- Directed by: Joe Odagiri
- Written by: Joe Odagiri
- Produced by: Shozo Ichiyama Takuro Nagai Yuusaku Nakajima
- Starring: Akira Emoto Ririka Kawashima Nijiro Murakami
- Cinematography: Christopher Doyle
- Edited by: Joe Odagiri Masaya Okazaki
- Music by: Tigran Hamasyan
- Distributed by: Kino Films
- Release date: 13 September 2019 (Japan);
- Running time: 137 minutes
- Country: Japan
- Language: Japanese

= They Say Nothing Stays the Same =

2019 film by Joe Odagiri

They Say Nothing Stays the Same (ある船頭の話, Aru Sendō no Hanashi) is a 2019 Japanese drama film directed by Joe Odagiri and stars Akira Emoto. In the debut directorial feature by actor Joe Odagiri, the film follows an old ferryman in a remote Meiji era community. For years, he has transported people back and forth on a river amid unspoiled beauty. His placid and cyclical life is disturbed by the construction of the nearby bridge, and transformed by saving a girl floating in the water. Shot by Christopher Doyle and the debut film music feature by Tigran Hamasyan.

==Plot==
The ferryman Toichi sees a ghost on the side of the river. One evening, a girl wrapped in cloth flows in. He brings her into his hut and cares for her. Toichi hears rumors that in a village upstream, a family has been decapitated and killed, and a girl has been taken away. The girl turns out to be alive but spends all the day staring at the surface of the river, not saying a word. When Nihei, a hunter, sees her, Toichi lies and says that she is the daughter of a relative who has been taken care of for a while. The ghost of the river reappears and says, “I know you well.” One night, the girl by the river is gone.

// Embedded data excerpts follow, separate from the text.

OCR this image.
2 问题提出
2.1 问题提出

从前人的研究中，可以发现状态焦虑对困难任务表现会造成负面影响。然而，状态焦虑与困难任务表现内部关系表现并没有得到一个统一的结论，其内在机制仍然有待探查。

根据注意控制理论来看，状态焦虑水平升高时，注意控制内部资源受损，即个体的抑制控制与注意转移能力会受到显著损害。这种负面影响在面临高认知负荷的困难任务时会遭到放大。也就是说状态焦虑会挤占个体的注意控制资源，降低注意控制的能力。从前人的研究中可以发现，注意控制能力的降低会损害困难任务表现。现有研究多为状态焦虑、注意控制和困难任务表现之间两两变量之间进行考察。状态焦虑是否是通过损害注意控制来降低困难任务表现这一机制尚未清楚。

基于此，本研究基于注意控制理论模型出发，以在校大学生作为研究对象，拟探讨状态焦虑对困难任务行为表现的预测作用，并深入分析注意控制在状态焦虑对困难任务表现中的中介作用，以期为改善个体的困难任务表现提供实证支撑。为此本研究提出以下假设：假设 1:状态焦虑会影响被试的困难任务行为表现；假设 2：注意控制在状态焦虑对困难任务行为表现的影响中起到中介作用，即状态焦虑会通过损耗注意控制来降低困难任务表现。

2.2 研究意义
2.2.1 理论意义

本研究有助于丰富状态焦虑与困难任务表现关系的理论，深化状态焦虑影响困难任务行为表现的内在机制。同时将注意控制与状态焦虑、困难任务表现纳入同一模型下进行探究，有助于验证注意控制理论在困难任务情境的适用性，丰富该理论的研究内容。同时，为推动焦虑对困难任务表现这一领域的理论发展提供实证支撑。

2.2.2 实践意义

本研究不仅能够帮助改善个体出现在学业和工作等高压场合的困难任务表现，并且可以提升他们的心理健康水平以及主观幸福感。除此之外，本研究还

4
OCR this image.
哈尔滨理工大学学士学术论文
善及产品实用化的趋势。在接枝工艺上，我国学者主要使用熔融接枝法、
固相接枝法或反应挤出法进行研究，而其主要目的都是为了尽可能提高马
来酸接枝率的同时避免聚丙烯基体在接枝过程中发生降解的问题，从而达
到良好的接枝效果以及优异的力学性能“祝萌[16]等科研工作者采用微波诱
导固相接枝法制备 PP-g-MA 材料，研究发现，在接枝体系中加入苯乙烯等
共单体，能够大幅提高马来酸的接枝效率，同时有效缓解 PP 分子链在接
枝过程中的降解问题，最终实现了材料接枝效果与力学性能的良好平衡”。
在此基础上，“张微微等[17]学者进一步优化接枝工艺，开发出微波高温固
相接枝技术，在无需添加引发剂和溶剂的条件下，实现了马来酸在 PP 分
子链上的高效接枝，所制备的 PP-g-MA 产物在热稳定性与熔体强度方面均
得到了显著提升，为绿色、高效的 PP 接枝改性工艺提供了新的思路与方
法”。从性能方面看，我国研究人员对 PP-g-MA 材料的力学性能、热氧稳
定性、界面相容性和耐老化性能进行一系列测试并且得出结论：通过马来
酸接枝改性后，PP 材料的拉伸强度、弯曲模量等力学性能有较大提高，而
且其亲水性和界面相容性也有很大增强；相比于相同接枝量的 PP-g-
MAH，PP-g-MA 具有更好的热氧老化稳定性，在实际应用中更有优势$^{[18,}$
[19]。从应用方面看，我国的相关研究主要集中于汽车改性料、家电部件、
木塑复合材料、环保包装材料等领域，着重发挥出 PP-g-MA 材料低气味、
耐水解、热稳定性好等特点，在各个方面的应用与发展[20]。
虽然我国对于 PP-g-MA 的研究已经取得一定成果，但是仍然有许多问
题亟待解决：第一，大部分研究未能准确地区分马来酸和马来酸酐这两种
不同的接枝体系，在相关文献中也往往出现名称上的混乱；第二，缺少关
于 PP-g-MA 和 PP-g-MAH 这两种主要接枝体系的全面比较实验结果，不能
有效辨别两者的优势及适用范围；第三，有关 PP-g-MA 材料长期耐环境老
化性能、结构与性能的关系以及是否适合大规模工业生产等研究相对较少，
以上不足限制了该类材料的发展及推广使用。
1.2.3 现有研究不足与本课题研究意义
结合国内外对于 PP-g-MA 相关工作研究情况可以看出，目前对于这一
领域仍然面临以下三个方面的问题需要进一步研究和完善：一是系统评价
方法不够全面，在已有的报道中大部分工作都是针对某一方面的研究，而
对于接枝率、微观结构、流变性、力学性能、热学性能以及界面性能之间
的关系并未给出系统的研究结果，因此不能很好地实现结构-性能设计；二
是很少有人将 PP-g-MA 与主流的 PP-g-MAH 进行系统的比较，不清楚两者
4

Many people in the community talk about Toichi losing his job when a new bridge is completed. Genzo, a young neighbor, says. ” Why don't we destroy that bridge before it's finished?” Toichi has a daydream that he and Genzo kill people crossing the bridge while the river ghost watches.

One night, the girl at the river comes back. Toichi asks her if she has anywhere to go, and she shakes her head. On a day when there are no passengers, he takes the girl on his boat. The girl doesn't talk about herself, only telling him her name is “Foo”. The girl jumps into the river, and when Toichi jumps in after her, she is swimming around with a smile on her face. Toichi is relieved when Genzo goes to the village upstream and hears there was no murder.

On a night when it is raining heavily, Nihei's father dies. His dying wish is to dedicate his body to the forest, so Toichi takes a boat in the middle of the night to carry it there. Toichi tells the girl that he wants to become a person who can help others like Nihei's father.

Smoke rises from the bridge, which is nearing completion. When Toichi rushes to the bridge, the ghost of the river appears and says, "That girl should have died that night. I took her life, and she was supposed to leave her body and wait for her next life. But she was saved by you. The girl will torment you."

The bridge is completed and winter has arrived. The riversides are covered with snow and oil is floating in the river. Toichi is completely in low spirits. Genzo, now better dressed, visits the hut with an arrogant attitude. He confirms that Toichi is away at the doctor's office, and brings the girl into the hut. When Toichi crosses the bridge and returns to the hut, he finds Genzo killed by slitting his throat. Toichi sets fire to the hut and launches his boat with the girl. The boat with the two on board goes down the river.

== Cast ==

- Akira Emoto as Toichi
- Ririka Kawashima as girl
- Nijiro Murakami as Genzo
- Tsuyoshi Ihara as bridge laborer
- Tadanobu Asano as regular passenger
- Jun Murakami as merchant
- Yū Aoi as geisha
- Takashi Sasano as passenger with a bull
- Mitsuko Kusabue as woman telling "fox story"
- Haruomi Hosono as Nihei's father
- Masatoshi Nagase as Nihei
- Isao Hashizume as doctor
- Kukki! as chindon'ya"
- Jun-ichi Komoto as bridge laborer

== Reception ==
On review aggregator website Rotten Tomatoes, They Say Nothing Stays the Same has a 100% approval rating based on 15 reviews, with an average rating of 8.17/10. On Metacritic, based on 4 critics, the film has a 66/100 rating, signifying "Generally Favorable".
Odagiri received the Golden Crow Pheasant for Best Film at the 2019 International Film Festival of Kerala for being "a poetic tale of idyllic rural life being threatened by change in a uncompromising visual style," and the Best Film, International Feature Film Competition Award of the 2019 Antalya Golden Orange Film Festival.